The code includes helpers to clear history, handle voice-to-voice and text-to-voice flows, and export conversations to a text file.

def clear_history():
   return [], []


def voice_to_voice(mic_file, history):
   history = history or []
   if not mic_file:
       return history, None, "Please record something!"
   try:
       user_text = transcribe(mic_file)
   except Exception as e:
       return history, None, f"ASR error: {e}"


   if not user_text:
       return history, None, "Didn't catch that. Try again?"


   try:
       reply = generate_reply(history, user_text)
   except Exception as e:
       return history, None, f"LLM error: {e}"


   try:
       sr, wav = synthesize_speech(reply)
   except Exception as e:
       return history + [(user_text, reply)], None, f"TTS error: {e}"


   return history + [(user_text, reply)], (sr, wav), f"User: {user_text}\nAssistant: {reply}"


def text_to_voice(user_text, history):
   history = history or []
   user_text = (user_text or "").strip()
   if not user_text:
       return history, None, "Type a message first."
   try:
       reply = generate_reply(history, user_text)
       sr, wav = synthesize_speech(reply)
   except Exception as e:
       return history, None, f"Error: {e}"
   return history + [(user_text, reply)], (sr, wav), f"User: {user_text}\nAssistant: {reply}"


def export_chat(history):
   lines = []
   for u, a in history or []:
       lines += [f"User: {u}", f"Assistant: {a}", ""]
   text = "\n".join(lines).strip() or "No conversation yet."
   with tempfile.NamedTemporaryFile(delete=False, suffix=".txt", mode="w") as f:
       f.write(text)
       path = f.name
   return path

Gradio interface and wiring

A compact Gradio Blocks app provides a microphone recorder, text input, chat display, transcript box, audio output, and buttons for actions. The UI wires callbacks to the functions above so users can speak or type and hear the agent respond.

with gr.Blocks(title="Advanced Voice AI Agent (HF Pipelines)") as demo:
   gr.Markdown(
       "##  Advanced Voice AI Agent (Hugging Face Pipelines Only)\n"
       "- **ASR**: openai/whisper-small.en\n"
       "- **LLM**: google/flan-t5-base\n"
       "- **TTS**: suno/bark-small\n"
       "Speak or type; the agent replies with voice + text."
   )


   with gr.Row():
       with gr.Column(scale=1):
           mic = gr.Audio(sources=["microphone"], type="filepath", label="Record")
           say_btn = gr.Button(" Speak")
           text_in = gr.Textbox(label="Or type instead", placeholder="Ask me anything…")
           text_btn = gr.Button(" Send")
           export_btn = gr.Button(" Export Chat (.txt)")
           reset_btn = gr.Button(" Reset")
       with gr.Column(scale=1):
           audio_out = gr.Audio(label="Assistant Voice", autoplay=True)
           transcript = gr.Textbox(label="Transcript", lines=6)
           chat = gr.Chatbot(height=360)
   state = gr.State([])


   def update_chat(history):
       return [(u, a) for u, a in (history or [])]

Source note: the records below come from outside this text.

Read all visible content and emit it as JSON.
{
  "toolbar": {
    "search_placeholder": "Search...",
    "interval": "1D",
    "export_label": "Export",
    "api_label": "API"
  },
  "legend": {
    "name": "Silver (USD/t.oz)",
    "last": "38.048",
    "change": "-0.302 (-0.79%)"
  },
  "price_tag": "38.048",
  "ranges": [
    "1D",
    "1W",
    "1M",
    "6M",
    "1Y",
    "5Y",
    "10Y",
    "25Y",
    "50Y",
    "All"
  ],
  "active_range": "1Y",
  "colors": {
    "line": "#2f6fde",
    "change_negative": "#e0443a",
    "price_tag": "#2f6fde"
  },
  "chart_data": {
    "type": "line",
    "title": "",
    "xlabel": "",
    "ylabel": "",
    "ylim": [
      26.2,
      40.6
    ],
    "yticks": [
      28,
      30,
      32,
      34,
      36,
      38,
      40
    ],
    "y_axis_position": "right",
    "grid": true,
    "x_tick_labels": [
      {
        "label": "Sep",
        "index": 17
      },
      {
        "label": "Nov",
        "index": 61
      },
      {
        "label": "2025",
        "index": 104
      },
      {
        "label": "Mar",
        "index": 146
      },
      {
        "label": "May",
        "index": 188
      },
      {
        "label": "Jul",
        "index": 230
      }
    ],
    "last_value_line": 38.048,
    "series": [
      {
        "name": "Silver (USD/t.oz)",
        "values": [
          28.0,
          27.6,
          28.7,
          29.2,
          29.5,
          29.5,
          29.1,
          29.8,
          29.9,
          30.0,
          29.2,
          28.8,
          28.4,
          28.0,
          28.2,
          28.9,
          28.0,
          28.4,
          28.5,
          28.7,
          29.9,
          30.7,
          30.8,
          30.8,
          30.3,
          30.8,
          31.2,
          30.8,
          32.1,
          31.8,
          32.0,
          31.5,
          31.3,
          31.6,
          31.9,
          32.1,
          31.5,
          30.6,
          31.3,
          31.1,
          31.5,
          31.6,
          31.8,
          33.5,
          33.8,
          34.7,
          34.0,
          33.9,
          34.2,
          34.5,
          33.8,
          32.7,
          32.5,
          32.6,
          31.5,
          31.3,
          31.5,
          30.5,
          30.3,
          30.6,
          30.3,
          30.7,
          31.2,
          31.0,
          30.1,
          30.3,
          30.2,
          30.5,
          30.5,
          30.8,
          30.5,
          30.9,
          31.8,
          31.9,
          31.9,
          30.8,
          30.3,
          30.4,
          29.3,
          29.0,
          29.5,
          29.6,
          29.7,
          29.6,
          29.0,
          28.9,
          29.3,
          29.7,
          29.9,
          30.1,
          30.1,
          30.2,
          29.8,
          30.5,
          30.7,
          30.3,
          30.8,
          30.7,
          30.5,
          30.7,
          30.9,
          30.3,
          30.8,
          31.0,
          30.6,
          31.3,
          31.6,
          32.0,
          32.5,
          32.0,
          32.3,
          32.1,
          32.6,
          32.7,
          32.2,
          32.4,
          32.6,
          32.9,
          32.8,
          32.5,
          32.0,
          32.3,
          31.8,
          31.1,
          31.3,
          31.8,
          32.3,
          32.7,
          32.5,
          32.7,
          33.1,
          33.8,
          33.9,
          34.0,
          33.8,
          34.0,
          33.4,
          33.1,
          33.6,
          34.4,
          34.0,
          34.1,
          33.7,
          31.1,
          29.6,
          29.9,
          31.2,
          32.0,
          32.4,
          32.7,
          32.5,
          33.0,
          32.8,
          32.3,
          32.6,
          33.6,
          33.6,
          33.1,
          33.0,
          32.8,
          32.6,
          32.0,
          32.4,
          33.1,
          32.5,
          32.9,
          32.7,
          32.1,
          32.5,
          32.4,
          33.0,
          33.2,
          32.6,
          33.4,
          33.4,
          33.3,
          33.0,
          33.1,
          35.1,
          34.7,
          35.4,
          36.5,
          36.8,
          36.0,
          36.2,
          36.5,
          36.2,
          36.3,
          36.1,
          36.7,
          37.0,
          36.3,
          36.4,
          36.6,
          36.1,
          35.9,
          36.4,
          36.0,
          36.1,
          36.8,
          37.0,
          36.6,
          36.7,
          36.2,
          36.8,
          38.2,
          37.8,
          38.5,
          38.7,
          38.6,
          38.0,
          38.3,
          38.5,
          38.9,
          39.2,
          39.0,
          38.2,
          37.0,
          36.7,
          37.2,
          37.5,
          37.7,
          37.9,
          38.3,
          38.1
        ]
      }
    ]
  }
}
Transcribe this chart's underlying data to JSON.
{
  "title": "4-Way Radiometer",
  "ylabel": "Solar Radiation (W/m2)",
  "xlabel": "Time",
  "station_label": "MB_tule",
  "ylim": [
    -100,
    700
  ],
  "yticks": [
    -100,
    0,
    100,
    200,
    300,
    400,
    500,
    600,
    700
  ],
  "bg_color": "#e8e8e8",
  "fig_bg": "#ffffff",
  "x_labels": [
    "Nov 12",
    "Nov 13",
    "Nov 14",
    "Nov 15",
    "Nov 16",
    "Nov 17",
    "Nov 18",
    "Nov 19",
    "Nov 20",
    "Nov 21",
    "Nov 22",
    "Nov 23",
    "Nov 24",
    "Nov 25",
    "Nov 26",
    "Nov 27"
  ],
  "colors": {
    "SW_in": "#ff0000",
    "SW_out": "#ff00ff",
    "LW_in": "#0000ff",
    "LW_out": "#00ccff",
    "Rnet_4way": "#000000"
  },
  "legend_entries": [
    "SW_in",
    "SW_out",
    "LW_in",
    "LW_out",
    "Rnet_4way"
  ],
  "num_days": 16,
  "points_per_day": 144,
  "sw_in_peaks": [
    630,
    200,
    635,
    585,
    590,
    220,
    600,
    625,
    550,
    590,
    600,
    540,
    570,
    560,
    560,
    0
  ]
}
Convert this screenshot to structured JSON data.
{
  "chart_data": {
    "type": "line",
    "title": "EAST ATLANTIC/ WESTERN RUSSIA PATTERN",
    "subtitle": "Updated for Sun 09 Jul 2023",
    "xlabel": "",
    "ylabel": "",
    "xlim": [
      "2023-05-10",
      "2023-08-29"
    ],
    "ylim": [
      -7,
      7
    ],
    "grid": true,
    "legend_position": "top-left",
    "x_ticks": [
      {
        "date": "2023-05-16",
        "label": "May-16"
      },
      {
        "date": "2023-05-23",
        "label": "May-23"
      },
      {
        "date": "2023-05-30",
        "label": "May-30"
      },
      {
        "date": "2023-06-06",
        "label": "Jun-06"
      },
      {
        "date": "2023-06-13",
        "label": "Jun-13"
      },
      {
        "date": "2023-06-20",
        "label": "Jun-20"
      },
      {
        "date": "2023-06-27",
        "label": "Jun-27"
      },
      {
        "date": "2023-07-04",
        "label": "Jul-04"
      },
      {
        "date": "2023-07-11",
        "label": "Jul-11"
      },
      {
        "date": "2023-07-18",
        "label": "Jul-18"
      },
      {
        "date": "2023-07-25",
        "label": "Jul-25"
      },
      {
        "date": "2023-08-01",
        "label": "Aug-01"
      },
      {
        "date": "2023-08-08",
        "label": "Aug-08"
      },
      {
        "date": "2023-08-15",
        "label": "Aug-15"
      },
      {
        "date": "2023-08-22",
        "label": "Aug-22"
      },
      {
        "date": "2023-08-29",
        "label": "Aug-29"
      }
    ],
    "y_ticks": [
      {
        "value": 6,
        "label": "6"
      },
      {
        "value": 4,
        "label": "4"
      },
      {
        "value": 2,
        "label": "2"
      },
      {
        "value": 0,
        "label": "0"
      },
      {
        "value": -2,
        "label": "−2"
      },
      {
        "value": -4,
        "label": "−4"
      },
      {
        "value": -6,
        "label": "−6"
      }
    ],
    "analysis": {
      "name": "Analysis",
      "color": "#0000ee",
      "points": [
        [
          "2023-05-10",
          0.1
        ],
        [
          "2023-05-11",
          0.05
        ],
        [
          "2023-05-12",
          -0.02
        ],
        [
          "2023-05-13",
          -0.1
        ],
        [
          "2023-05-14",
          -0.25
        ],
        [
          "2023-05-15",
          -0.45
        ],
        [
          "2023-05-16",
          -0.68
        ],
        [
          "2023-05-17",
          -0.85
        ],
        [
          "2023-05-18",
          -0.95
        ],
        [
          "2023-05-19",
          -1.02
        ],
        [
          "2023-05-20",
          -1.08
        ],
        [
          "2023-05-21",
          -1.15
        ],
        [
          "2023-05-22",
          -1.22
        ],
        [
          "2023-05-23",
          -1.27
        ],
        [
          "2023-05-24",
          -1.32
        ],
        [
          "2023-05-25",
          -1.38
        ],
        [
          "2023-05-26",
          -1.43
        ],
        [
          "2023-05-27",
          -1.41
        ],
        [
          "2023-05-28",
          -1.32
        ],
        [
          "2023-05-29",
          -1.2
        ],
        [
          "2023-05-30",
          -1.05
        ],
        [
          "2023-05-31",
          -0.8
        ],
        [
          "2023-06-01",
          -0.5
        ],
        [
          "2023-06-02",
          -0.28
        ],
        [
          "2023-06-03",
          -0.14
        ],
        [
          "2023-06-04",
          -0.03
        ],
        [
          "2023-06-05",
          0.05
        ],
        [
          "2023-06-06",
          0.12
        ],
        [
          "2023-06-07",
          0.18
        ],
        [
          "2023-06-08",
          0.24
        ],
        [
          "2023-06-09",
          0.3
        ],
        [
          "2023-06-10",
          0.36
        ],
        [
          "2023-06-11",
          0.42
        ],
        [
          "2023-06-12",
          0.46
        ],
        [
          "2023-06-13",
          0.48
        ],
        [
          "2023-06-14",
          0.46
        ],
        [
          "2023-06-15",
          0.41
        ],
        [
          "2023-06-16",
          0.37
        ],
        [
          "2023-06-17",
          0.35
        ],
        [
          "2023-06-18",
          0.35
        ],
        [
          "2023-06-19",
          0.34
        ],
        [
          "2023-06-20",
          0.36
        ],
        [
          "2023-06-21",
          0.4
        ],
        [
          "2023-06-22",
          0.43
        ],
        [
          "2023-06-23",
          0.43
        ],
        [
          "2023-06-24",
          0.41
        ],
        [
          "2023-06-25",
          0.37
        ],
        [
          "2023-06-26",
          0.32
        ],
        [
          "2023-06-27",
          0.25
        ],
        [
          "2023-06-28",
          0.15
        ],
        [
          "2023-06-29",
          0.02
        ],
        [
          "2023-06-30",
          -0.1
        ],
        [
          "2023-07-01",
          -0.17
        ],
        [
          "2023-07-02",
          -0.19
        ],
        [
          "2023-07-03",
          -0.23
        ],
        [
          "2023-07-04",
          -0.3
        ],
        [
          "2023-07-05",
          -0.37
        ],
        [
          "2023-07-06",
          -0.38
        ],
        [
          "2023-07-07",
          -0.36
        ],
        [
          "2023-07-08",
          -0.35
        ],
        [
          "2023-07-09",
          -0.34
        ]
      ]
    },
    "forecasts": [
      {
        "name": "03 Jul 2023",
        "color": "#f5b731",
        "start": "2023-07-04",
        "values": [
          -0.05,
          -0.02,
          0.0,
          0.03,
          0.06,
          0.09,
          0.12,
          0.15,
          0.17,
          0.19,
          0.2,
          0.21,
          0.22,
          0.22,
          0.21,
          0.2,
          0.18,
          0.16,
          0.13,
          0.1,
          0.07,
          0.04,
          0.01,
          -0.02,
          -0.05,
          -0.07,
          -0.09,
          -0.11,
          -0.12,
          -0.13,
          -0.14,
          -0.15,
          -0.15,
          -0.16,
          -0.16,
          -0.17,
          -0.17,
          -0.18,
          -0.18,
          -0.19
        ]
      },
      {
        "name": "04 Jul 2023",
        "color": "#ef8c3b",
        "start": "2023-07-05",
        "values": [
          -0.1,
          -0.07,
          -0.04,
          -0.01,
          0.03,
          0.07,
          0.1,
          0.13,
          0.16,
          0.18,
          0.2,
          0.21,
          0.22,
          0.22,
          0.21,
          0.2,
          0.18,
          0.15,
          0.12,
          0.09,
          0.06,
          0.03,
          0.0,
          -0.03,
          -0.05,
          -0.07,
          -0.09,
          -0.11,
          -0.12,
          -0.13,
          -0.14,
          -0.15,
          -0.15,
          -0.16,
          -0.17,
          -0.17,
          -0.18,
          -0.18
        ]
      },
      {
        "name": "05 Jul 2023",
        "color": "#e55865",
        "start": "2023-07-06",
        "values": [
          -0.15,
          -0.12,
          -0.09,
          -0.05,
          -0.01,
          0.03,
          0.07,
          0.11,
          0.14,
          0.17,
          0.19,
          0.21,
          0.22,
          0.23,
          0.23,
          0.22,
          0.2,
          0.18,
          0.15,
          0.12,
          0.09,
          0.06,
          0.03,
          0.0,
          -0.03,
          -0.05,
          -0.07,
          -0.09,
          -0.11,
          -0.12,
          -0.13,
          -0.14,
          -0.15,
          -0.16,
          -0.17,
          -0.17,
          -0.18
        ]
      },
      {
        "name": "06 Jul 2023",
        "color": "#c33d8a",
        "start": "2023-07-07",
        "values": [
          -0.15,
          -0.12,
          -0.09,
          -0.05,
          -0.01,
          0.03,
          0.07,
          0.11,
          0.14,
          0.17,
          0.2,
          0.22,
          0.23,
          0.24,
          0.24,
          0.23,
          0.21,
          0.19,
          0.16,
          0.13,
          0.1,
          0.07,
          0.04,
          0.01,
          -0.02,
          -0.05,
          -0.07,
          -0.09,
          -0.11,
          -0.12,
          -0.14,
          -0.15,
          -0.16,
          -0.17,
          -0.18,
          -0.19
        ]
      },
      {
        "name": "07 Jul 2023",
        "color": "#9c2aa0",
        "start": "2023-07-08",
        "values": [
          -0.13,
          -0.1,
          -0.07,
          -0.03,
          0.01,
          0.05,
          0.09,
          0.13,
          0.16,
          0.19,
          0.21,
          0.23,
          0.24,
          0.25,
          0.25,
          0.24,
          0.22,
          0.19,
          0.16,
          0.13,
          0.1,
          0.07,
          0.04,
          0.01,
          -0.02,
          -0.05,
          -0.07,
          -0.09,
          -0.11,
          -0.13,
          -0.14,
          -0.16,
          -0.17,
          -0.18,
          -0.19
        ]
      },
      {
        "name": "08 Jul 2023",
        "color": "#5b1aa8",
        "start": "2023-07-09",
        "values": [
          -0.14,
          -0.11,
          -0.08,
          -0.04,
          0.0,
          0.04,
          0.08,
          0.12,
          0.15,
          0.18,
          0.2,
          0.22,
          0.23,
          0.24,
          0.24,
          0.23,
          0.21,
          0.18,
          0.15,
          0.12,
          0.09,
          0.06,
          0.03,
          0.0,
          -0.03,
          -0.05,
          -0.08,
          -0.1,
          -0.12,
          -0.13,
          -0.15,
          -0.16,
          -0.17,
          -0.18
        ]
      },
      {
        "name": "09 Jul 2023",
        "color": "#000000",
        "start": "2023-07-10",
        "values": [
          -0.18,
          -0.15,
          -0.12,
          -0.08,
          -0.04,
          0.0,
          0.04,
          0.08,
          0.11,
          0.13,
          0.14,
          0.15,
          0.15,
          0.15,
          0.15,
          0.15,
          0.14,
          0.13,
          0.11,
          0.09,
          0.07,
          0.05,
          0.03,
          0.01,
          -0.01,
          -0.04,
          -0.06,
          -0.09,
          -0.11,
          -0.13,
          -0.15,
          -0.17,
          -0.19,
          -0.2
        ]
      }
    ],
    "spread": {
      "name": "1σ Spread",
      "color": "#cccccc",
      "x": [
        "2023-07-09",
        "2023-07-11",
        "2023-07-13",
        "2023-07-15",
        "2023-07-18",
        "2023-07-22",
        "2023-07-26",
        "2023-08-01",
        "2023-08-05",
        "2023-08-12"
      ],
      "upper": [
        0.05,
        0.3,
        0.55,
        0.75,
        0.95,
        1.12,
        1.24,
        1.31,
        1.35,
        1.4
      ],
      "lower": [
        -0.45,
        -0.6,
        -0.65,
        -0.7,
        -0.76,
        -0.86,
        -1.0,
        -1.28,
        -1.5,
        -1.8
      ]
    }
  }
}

   say_btn.click(voice_to_voice, [mic, state], [state, audio_out, transcript]).then(
       update_chat, inputs=state, outputs=chat
   )
   text_btn.click(text_to_voice, [text_in, state], [state, audio_out, transcript]).then(
       update_chat, inputs=state, outputs=chat
   )
   reset_btn.click(clear_history, None, [chat, state])
   export_btn.click(export_chat, state, gr.File(label="Download chat.txt"))


demo.launch(debug=False)

How it works in practice

The Gradio UI captures audio or text.
Whisper transcribes spoken input into text.
The history-aware prompt is sent to FLAN-T5, which generates a concise assistant reply.
Bark synthesizes that reply into natural-sounding audio and the UI plays it back.

Extending the demo

This foundation lets you replace models with larger alternatives, add multilingual support, or integrate custom business logic. The modular pipeline design keeps components interchangeable and easy to experiment with in Colab.